St. Petersburg Politician Charged Over Bucha Massacre Claims

A member of St. Petersburg’s legislative assembly, Boris Vishnevsky, has been charged with “discrediting the Russian army,” the local newspaper Zaks.ru reported Monday. 

Prosecutors charged prominent opposition deputy Boris Vishnevsky and former deputy Maxim Reznik with spreading “material about the city of Bucha” and information on the “large number of civilians killed,” the court told the independent media outlet Rotonda. 

The charges relate to an open letter Vishnevksy signed alongside other prominent Russian figures asking Russia’s Investigative Committee chairman Alexander Bastrykin to investigate the massacre of civilians that took place in the Kyiv suburb of Bucha in March. 

Both politicians said they had been unaware of the charges before they were announced, though Reznik, who left Russia on Sep. 16, broadly welcomed the news.

“Overall I am glad. If this hadn’t happened, I would start to think I wasn’t working hard enough,” he said. 

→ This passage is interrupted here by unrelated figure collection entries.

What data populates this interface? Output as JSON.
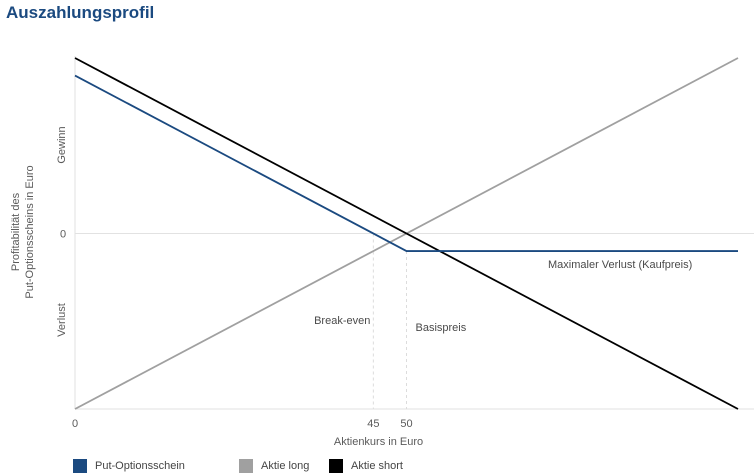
{
  "header": {
    "title": "Auszahlungsprofil"
  },
  "chart_data": {
    "type": "line",
    "title": "Auszahlungsprofil",
    "xlabel": "Aktienkurs in Euro",
    "ylabel_line1": "Profitabilität des",
    "ylabel_line2": "Put-Optionsscheins in Euro",
    "y_top_label": "Gewinn",
    "y_zero_label": "0",
    "y_bottom_label": "Verlust",
    "x_ticks": [
      {
        "value": 0,
        "label": "0"
      },
      {
        "value": 45,
        "label": "45"
      },
      {
        "value": 50,
        "label": "50"
      }
    ],
    "xlim": [
      0,
      100
    ],
    "ylim": [
      -50,
      50
    ],
    "grid": false,
    "legend_position": "bottom",
    "series": [
      {
        "name": "Put-Optionsschein",
        "color": "#1b4a80",
        "x": [
          0,
          50,
          100
        ],
        "y": [
          45,
          -5,
          -5
        ]
      },
      {
        "name": "Aktie long",
        "color": "#a0a0a0",
        "x": [
          0,
          100
        ],
        "y": [
          -50,
          50
        ]
      },
      {
        "name": "Aktie short",
        "color": "#000000",
        "x": [
          0,
          100
        ],
        "y": [
          50,
          -50
        ]
      }
    ],
    "annotations": {
      "break_even": "Break-even",
      "strike": "Basispreis",
      "max_loss": "Maximaler Verlust (Kaufpreis)"
    }
  }
}
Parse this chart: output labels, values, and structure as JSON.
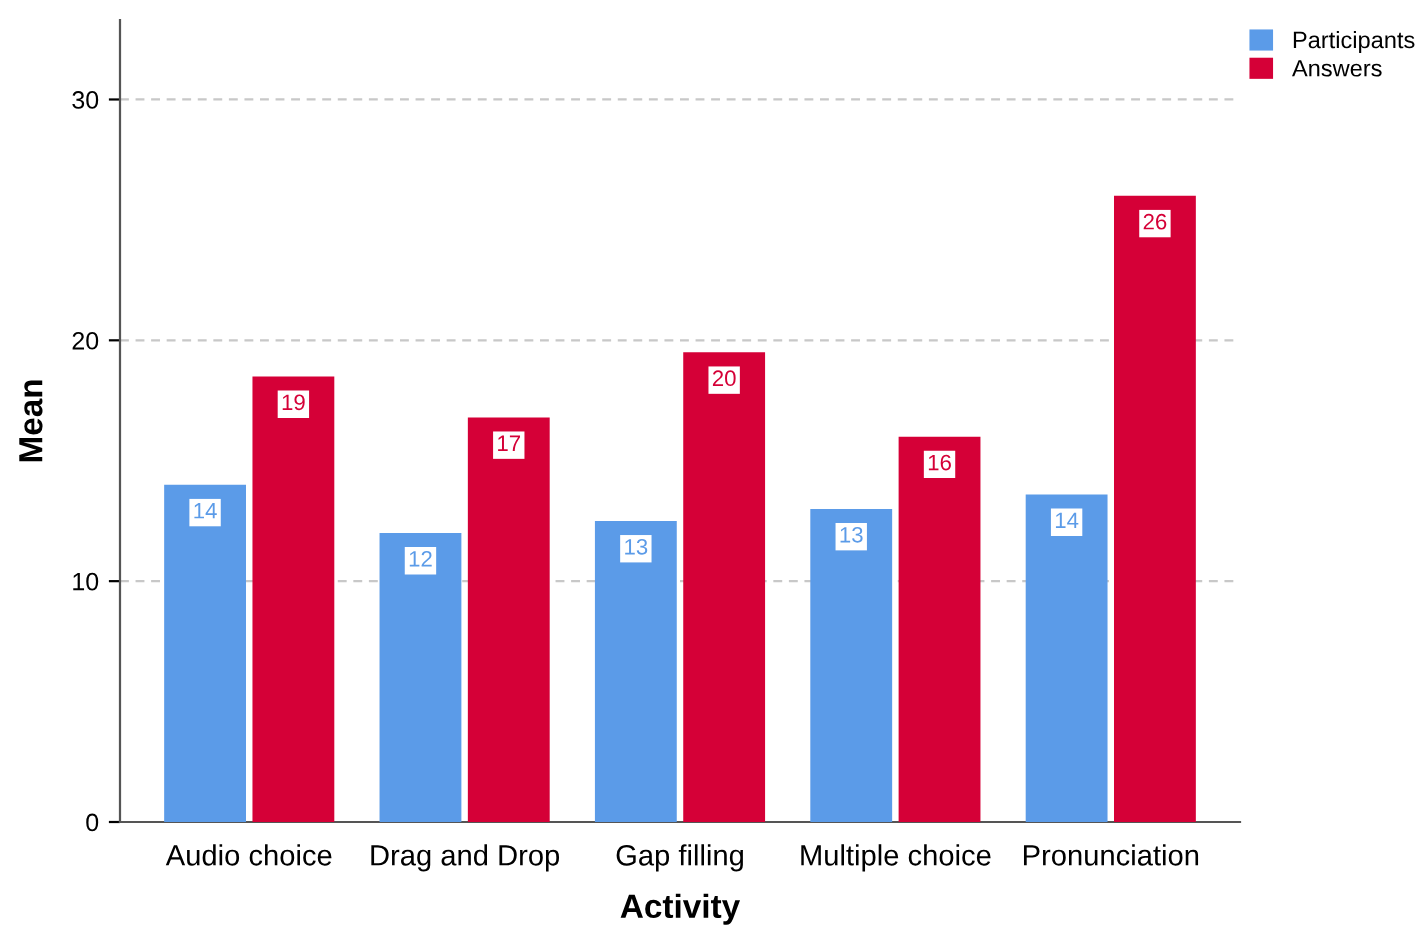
{
  "chart_data": {
    "type": "bar",
    "xlabel": "Activity",
    "ylabel": "Mean",
    "categories": [
      "Audio choice",
      "Drag and Drop",
      "Gap filling",
      "Multiple choice",
      "Pronunciation"
    ],
    "series": [
      {
        "name": "Participants",
        "color": "#5b9be8",
        "values": [
          14.0,
          12.0,
          12.5,
          13.0,
          13.6
        ],
        "value_labels": [
          "14",
          "12",
          "13",
          "13",
          "14"
        ]
      },
      {
        "name": "Answers",
        "color": "#d50037",
        "values": [
          18.5,
          16.8,
          19.5,
          16.0,
          26.0
        ],
        "value_labels": [
          "19",
          "17",
          "20",
          "16",
          "26"
        ]
      }
    ],
    "ylim": [
      0,
      33.3
    ],
    "yticks": [
      0,
      10,
      20,
      30
    ],
    "grid": "y",
    "legend": "top right"
  }
}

If found guilty, both men could face a fine of up to 50,000 rubles ($715). 

Vishnevsky, a member of the liberal Yabloko party who has remained in Russia since the invasion of Ukraine, said that prosecutors had not asked him to attend the police station for initial questioning as is usual protocol in the building of a case.

Vishnevksy made the news in 2021 for being forced to run against multiple doppelgängers bearing his name and surname in St. Petersburg’s municipal elections that year and has been a thorn in the side of the authorities for some time.

In December, the politician revealed that the St. Petersburg authorities had donated $1.5 million from the city’s municipal budget toward the reconstruction of Mariupol, the Russian-occupied southern Ukrainian port city largely destroyed by Russian troops last year.